The appeal before Simpson J
38Both parties were represented by counsel. On 10 June 2009, the morning of the hearing, Mr Voss was granted leave to file an amended summons. This amendment had been foreshadowed to the solicitor for Mr Ipkendanz about one month prior to the hearing. The amended summons sought that damages to be assessed in accordance with UCPR 30.1 and to permit further evidence to be adduced in relation to damages. The orders Mr Voss sought were firstly, leave to appeal from the decision below; and secondly, that the appeal be allowed with costs. Mr Ipkendanz filed a cross summons seeking to overturn the Magistrate's rulings rejecting some of his evidence. There was no separate argument directed to the cross summons: see Simpson J, Voss v Ipkendanz [2009] NSWSC 562 at [9].
39In Voss v Ipkendanz [2009] NSWSC 562, her Honour stated at [45] to [49]:
"[45] Given the quantum of damages claimed, it would appear that the costs, involving a six day hearing, and a stay application in this court, are already out of proportion to the amount in dispute. It is troublesome that the costs of resolution have escalated, and I do not overlook the importance of s 60 of the Civil Procedure Act, requiring an eye to proportionality. However, that does not mean that this Court, or the Local Court, ought to lend its support to injustice.
[46] I am also conscious that Mr Voss was denied procedural fairness by the Magistrate's proceeding, in the absence of any indication of his intention to do so, to make the order that he did. That will inevitably involve Mr Voss in the added costs of dealing with whatever additional evidence Mr Ipkendanz proposes to tender, and of a further hearing.
[47] But it is also true that Mr Ipkendanz was denied procedural fairness, in that the Magistrate failed to deal with a clearly made application to reconsider the tender (at a time when its relevance or admissibility could more clearly be perceived) of his damages evidence.
[48] Nor is the firmly expressed view of Latham J conclusive. It may well be that the Magistrate misconceived the effect of the statutory provisions, but that does not of itself mean that his ultimate decision was wrong.
[49] I have reached that conclusion that justice, in this appeal, is best served by an order under s 75(1)(c) of the Local Courts Act, setting aside the order made by the Magistrate, remitting the matter to the Local Court with a direction that the Magistrate give the parties an opportunity to be heard on the future progress of the matter, and in particular on whether he ought to proceed as he has indicated he intends to do. It may be that the cheapest and quickest resolution would be (if rules of evidence permit it, and it is appropriate to do so) to admit the disputed evidence. That is entirely a matter for the Magistrate and one on which I cannot comment."
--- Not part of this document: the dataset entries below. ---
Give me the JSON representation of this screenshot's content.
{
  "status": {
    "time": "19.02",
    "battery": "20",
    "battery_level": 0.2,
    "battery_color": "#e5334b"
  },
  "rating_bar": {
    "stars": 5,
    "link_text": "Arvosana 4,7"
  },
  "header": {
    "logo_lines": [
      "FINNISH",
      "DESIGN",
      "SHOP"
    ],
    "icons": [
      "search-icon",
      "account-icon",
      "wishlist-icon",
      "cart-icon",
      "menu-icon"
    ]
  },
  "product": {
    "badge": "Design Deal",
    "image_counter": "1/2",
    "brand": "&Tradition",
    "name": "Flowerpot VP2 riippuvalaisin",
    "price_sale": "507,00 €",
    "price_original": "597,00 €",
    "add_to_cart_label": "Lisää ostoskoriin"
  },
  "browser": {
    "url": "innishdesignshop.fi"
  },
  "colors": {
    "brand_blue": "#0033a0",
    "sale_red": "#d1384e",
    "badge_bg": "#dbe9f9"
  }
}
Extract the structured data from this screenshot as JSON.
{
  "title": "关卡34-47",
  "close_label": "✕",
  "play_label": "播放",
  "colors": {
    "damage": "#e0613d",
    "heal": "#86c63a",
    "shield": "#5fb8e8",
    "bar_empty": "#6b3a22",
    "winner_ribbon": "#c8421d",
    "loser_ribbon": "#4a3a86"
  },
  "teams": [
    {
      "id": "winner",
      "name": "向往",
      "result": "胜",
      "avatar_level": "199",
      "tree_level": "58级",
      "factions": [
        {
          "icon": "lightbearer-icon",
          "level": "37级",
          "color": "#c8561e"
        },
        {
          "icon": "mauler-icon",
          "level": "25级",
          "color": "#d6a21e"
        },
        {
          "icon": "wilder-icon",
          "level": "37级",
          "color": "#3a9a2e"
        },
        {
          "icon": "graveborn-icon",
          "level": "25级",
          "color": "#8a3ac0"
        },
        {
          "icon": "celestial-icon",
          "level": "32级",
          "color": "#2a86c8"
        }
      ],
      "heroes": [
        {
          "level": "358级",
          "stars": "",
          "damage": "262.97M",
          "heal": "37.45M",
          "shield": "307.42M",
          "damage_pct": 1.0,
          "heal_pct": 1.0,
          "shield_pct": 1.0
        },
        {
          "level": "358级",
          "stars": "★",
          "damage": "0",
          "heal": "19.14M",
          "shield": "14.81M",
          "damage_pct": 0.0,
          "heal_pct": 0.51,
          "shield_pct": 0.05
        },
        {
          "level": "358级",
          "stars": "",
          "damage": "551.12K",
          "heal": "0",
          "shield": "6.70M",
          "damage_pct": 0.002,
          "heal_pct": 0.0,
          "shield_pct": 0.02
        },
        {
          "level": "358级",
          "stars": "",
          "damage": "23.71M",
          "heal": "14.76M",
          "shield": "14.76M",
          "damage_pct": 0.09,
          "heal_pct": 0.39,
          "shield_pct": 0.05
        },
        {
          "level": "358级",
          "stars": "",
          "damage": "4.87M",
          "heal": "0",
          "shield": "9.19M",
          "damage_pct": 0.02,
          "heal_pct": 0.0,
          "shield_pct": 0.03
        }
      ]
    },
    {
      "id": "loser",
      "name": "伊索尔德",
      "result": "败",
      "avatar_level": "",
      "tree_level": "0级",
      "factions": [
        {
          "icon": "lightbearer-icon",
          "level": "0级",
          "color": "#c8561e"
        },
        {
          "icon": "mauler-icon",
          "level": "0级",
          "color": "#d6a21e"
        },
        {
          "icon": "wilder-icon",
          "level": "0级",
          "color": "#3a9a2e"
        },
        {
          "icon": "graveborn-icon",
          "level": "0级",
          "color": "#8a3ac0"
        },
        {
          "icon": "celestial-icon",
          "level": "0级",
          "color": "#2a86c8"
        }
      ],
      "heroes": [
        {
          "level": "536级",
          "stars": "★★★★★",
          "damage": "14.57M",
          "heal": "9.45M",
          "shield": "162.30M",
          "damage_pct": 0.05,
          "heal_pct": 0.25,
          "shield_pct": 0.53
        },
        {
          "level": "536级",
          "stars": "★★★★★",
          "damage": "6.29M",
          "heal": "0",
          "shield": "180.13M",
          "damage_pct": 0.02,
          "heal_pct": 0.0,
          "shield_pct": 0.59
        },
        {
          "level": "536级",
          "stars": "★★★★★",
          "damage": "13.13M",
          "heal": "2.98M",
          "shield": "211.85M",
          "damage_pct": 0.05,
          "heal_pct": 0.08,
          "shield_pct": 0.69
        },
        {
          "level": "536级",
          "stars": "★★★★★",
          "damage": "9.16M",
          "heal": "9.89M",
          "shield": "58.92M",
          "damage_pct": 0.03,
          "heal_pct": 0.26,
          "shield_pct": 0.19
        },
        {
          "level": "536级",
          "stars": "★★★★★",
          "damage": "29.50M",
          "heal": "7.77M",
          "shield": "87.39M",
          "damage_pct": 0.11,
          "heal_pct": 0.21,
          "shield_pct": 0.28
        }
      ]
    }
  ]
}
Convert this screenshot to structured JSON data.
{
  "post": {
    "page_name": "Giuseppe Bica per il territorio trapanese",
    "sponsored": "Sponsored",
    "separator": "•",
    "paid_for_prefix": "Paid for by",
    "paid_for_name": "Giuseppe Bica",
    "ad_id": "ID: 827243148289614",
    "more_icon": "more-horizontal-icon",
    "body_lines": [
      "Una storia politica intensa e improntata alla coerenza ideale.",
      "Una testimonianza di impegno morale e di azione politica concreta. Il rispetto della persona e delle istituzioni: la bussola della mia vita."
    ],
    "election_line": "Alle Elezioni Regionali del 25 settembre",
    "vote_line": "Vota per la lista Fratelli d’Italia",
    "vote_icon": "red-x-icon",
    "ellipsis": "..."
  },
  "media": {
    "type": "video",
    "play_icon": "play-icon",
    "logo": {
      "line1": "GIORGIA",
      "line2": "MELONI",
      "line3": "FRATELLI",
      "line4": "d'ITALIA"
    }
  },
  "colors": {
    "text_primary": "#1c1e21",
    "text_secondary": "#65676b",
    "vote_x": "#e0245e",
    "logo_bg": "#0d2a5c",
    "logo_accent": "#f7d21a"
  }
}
40Simpson J granted leave to appeal. The order of the Local Court of 3 October 2008, that there be a further hearing for the assessment of damages was set aside; the matter was remitted to the Local Court for determination in accordance with her Honour's reasons; and the Local Court was to provide the parties with an opportunity to be heard as to the future progress of the matter, and in particular the manner in which damages ought to be assessed.
41I accept that Simpson J considered the Local Court had failed to accord procedural fairness to both parties not merely to Mr Voss alone and that her Honour did not make any order in relation to costs. Mr Voss stated at the hearing before me that he had instructed his counsel to make an application for costs before Simpson J. I accept that he did so. There is no transcript of that hearing on file.
42Mr Ipkendanz submitted he is entitled to have his costs of the balance of the appeal. Mr Ipkendanz also submitted that if a costs order is to be made, the appropriate order is that the costs of the appeal proceedings abide the outcome of the Local Court proceedings. Counsel for Mr Ipkendanz pointed out that when the matter was remitted to the Local Court, Mr Ipkendanz was successful in having an assessment of damages and also successful in that he obtained an award of damages and costs. Hence, he submitted he should have his costs of the appeal proceedings. In my view this is not an appropriate order for costs as Mr Voss was successful on appeal. Mr Ipkendanz has been awarded costs by the Magistrate in the Local Court after it was remitted for determination. Those costs have been assessed at $115,351 although the verdict amount was only $15,351.
43The issue of costs of the appeal have not been dealt with. That issue can still be determined. Although unusual, I accept that Mr Voss believed that he should approach this Court after the costs in the Local Court had been finalised.
44It is my view that Mr Voss sought and obtained leave to appeal. A party can still apply for the costs issue to be determined. The order he sought namely that the decision of the Magistrate was set aside and the matter was remitted to the Local Court to determine whether to make such an order for a separate determination of damages should be made. As the order appealed was an interlocutory one in the Local Court, leave to appeal was required. Once granted there was no need to make any further orders in relation to the appeal. Hence, Mr Voss was successful in being granted the relief he sought. Costs should follow the event. Mr Ipkendanz should pay Mr Voss' costs of the amended summons dated 10 June 2009 including the hearing before Simpson J.